As a presidential candidate, Trump often appeared to flirt with the far right as he railed against “radical Islamic terrorism”.
But Pence struck a starkly different tone during his visit to Indonesia, which has often been praised as a successful Muslim democracy where most practise a moderate form of Islam and coexist peacefully with substantial religious minorities.
“Indonesia’s tradition of moderate Islam is frankly an inspiration to the world and we commend you and your people,” he said after talks with President Joko Widodo at the presidential palace in Jakarta.
“In your nation as in mine, religion unifies, it doesn’t divide.”
TOLERANT ISLAM UNDER THREAT
Pence is currently on a tour of South Korea, Japan, Indonesia and Australia that is aimed at smoothing some of the rougher edges of Trump’s rhetoric.
In South Korea and Japan, Pence played down protectionist declarations of “America first” and reaffirmed US treaty commitments to the security of the two countries as tensions rise over Pyongyang’s nuclear programme.
At the mosque in Jakarta, Pence and his family also toured the cavernous main prayer room – which was empty during his visit but fills up with tens of thousands of worshippers during key dates in the Muslim calender – and admired the towering dome.

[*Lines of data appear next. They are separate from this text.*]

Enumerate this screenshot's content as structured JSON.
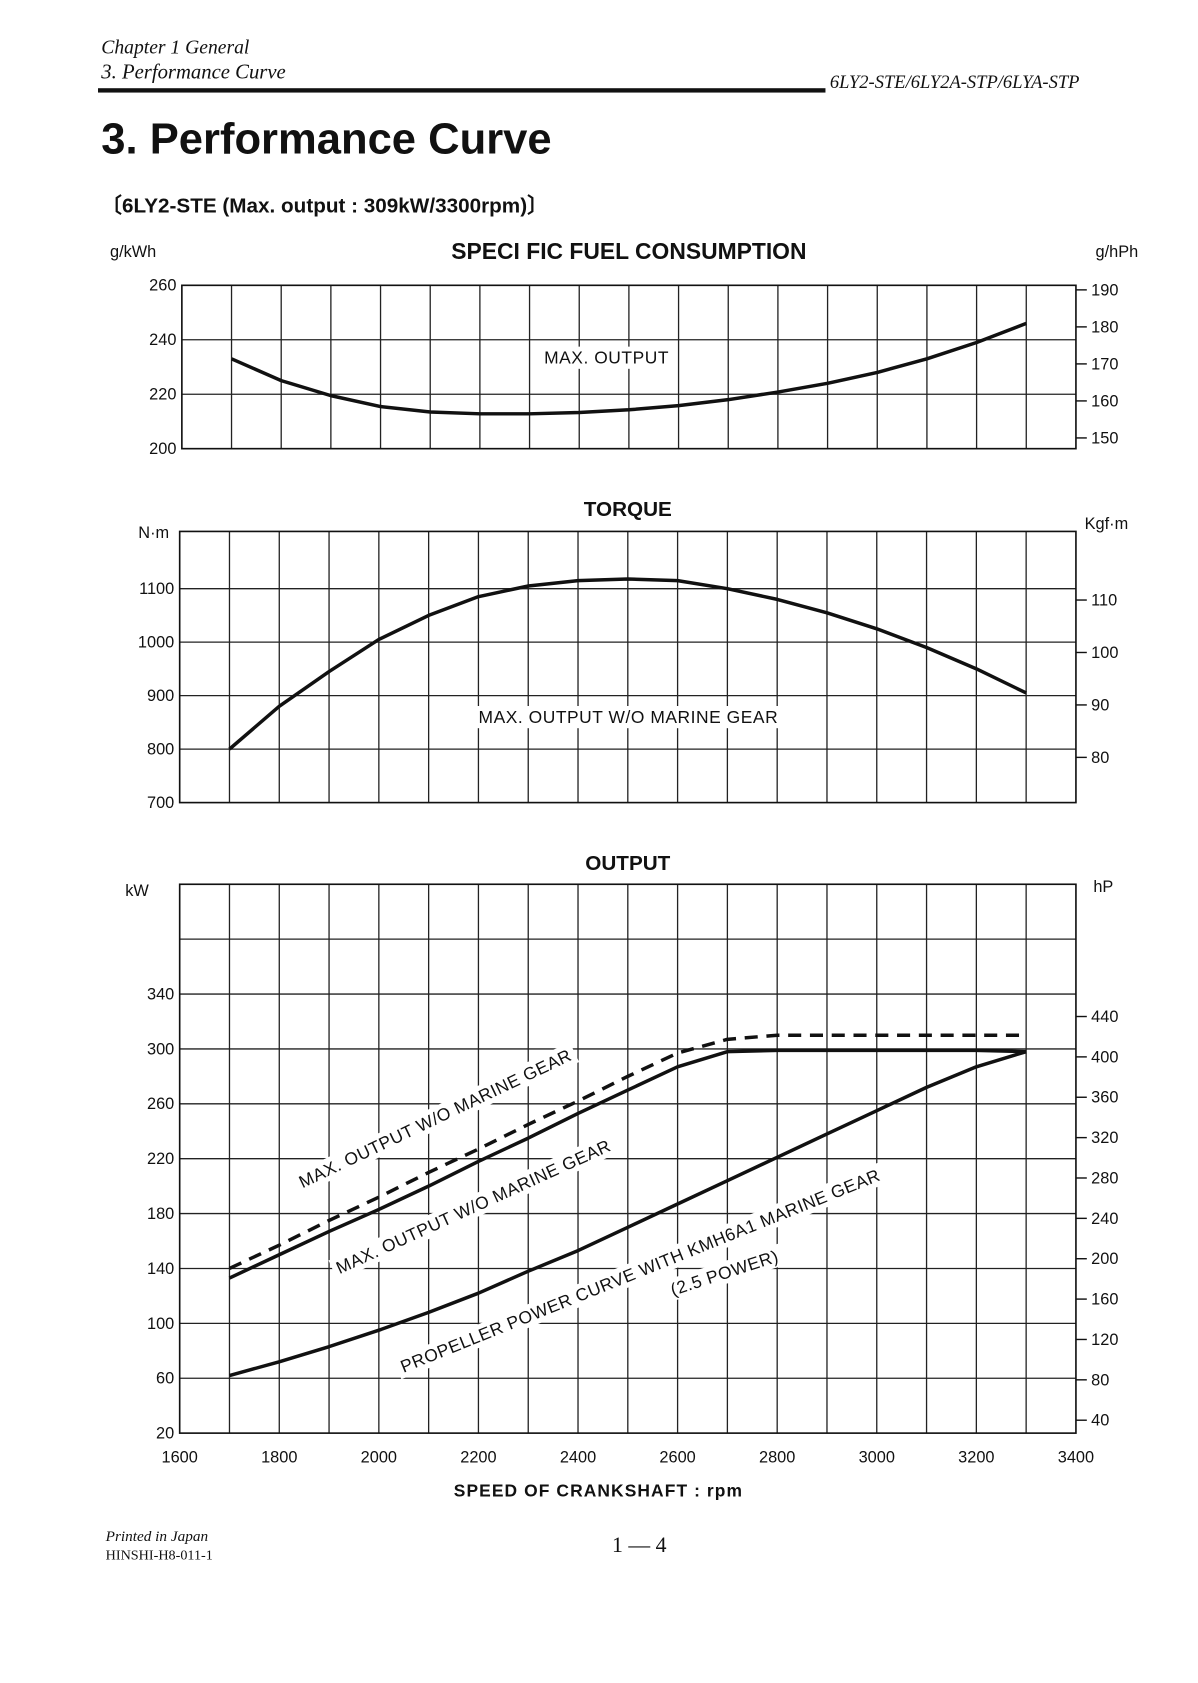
{
  "header": {
    "chapter": "Chapter 1 General",
    "section": "3. Performance  Curve",
    "models": "6LY2-STE/6LY2A-STP/6LYA-STP"
  },
  "title": "3. Performance  Curve",
  "subtitle": "〔6LY2-STE (Max. output : 309kW/3300rpm)〕",
  "footer": {
    "printed": "Printed in Japan",
    "code": "HINSHI-H8-011-1",
    "page": "1 — 4"
  },
  "chart_data": [
    {
      "type": "line",
      "title": "SPECI FIC  FUEL  CONSUMPTION",
      "ylabel": "g/kWh",
      "ylabel_right": "g/hPh",
      "right_factor": 0.7355,
      "ylim": [
        200,
        260
      ],
      "xlim": [
        1600,
        3400
      ],
      "yticks": [
        "200",
        "220",
        "240",
        "260"
      ],
      "yticks_right": [
        "150",
        "160",
        "170",
        "180",
        "190"
      ],
      "annotations": [
        "MAX.  OUTPUT"
      ],
      "x": [
        1700,
        1800,
        1900,
        2000,
        2100,
        2200,
        2300,
        2400,
        2500,
        2600,
        2700,
        2800,
        2900,
        3000,
        3100,
        3200,
        3300
      ],
      "series": [
        {
          "name": "MAX. OUTPUT",
          "style": "solid",
          "values": [
            233,
            225,
            219.5,
            215.5,
            213.5,
            212.8,
            212.8,
            213.3,
            214.3,
            215.8,
            218,
            220.8,
            224,
            228,
            233,
            239,
            246
          ]
        }
      ]
    },
    {
      "type": "line",
      "title": "TORQUE",
      "ylabel": "N·m",
      "ylabel_right": "Kgf·m",
      "right_factor": 9.80665,
      "ylim": [
        700,
        1207
      ],
      "xlim": [
        1600,
        3400
      ],
      "yticks": [
        "700",
        "800",
        "900",
        "1000",
        "1100"
      ],
      "yticks_right": [
        "80",
        "90",
        "100",
        "110"
      ],
      "annotations": [
        "MAX.  OUTPUT  W/O  MARINE   GEAR"
      ],
      "x": [
        1700,
        1800,
        1900,
        2000,
        2100,
        2200,
        2300,
        2400,
        2500,
        2600,
        2700,
        2800,
        2900,
        3000,
        3100,
        3200,
        3300
      ],
      "series": [
        {
          "name": "MAX. OUTPUT W/O MARINE GEAR",
          "style": "solid",
          "values": [
            800,
            880,
            945,
            1005,
            1050,
            1085,
            1105,
            1115,
            1118,
            1115,
            1100,
            1080,
            1055,
            1025,
            990,
            950,
            905
          ]
        }
      ]
    },
    {
      "type": "line",
      "title": "OUTPUT",
      "ylabel": "kW",
      "ylabel_right": "hP",
      "right_factor": 0.7355,
      "ylim": [
        20,
        420
      ],
      "xlim": [
        1600,
        3400
      ],
      "xticks": [
        "1600",
        "1800",
        "2000",
        "2200",
        "2400",
        "2600",
        "2800",
        "3000",
        "3200",
        "3400"
      ],
      "xlabel": "SPEED  OF  CRANKSHAFT :  rpm",
      "yticks": [
        "20",
        "60",
        "100",
        "140",
        "180",
        "220",
        "260",
        "300",
        "340"
      ],
      "yticks_right": [
        "40",
        "80",
        "120",
        "160",
        "200",
        "240",
        "280",
        "320",
        "360",
        "400",
        "440"
      ],
      "annotations": [
        "MAX.  OUTPUT  W/O  MARINE   GEAR",
        "MAX.  OUTPUT  W/O  MARINE   GEAR",
        "PROPELLER  POWER  CURVE  WITH KMH6A1  MARINE  GEAR",
        "(2.5  POWER)"
      ],
      "x": [
        1700,
        1800,
        1900,
        2000,
        2100,
        2200,
        2300,
        2400,
        2500,
        2600,
        2700,
        2800,
        2900,
        3000,
        3100,
        3200,
        3300
      ],
      "series": [
        {
          "name": "MAX. OUTPUT W/O MARINE GEAR (dashed)",
          "style": "dashed",
          "values": [
            140,
            157,
            175,
            192,
            210,
            227,
            245,
            262,
            280,
            297,
            307,
            310,
            310,
            310,
            310,
            310,
            310
          ]
        },
        {
          "name": "MAX. OUTPUT W/O MARINE GEAR",
          "style": "solid",
          "values": [
            133,
            150,
            167,
            183,
            200,
            218,
            235,
            253,
            270,
            287,
            298,
            299,
            299,
            299,
            299,
            299,
            298
          ]
        },
        {
          "name": "PROPELLER POWER CURVE WITH KMH6A1 MARINE GEAR (2.5 POWER)",
          "style": "solid",
          "values": [
            62,
            72,
            83,
            95,
            108,
            122,
            138,
            153,
            170,
            187,
            204,
            221,
            238,
            255,
            272,
            287,
            298
          ]
        }
      ]
    }
  ]
}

A man showed the US leader how he beats a carved drum next to the courtyard, a local addition to the traditional call to prayer.
Pence then held an interfaith dialogue behind closed doors with representatives of the Christian, Buddhist, Confucian, Hindu and Muslim faiths.
The vice president’s upbeat tone about Indonesian Islam contrasts with growing concerns inside the country that the traditionally inclusive brand of the religion is under threat from hardliners and a trend towards conservatism.
On Wednesday, Jakarta’s Christian governor Basuki Tjahaja Purnama was defeated in a run-off election to lead the capital by a Muslim challenger who was accused of pandering to hardliners to win votes.
Basuki, known by his nickname Ahok, lost after his once-unassailable lead in opinion polls was dented when he was put on trial for blasphemy in a case criticised as politically motivated.
Following his poll loss, he looks set to escape jail after prosecutors recommended in a court hearing Thursday that he be given only probation.
Pence’s Muslim outreach in Indonesia, where 90 per cent of the 255 million inhabitants are followers of the faith, has been welcomed locally but it is unlikely to be enough to assuage fears that the Trump administration is anti-Islam.
“President Trump’s hostile pronouncements on Islam and Muslims have done considerable damage to his reputation in the Islamic world. It would take more than a visit to repair the damage,” said Fawaz Gerges, an expert on the Middle East and Islam at the London School of Economics.
After his talks with Joko, Pence also said the US was committed to building a stronger defence partnership to combat terrorism, and guaranteeing freedom of navigation in the South China Sea, where Indonesian and Chinese vessels have recently clashed.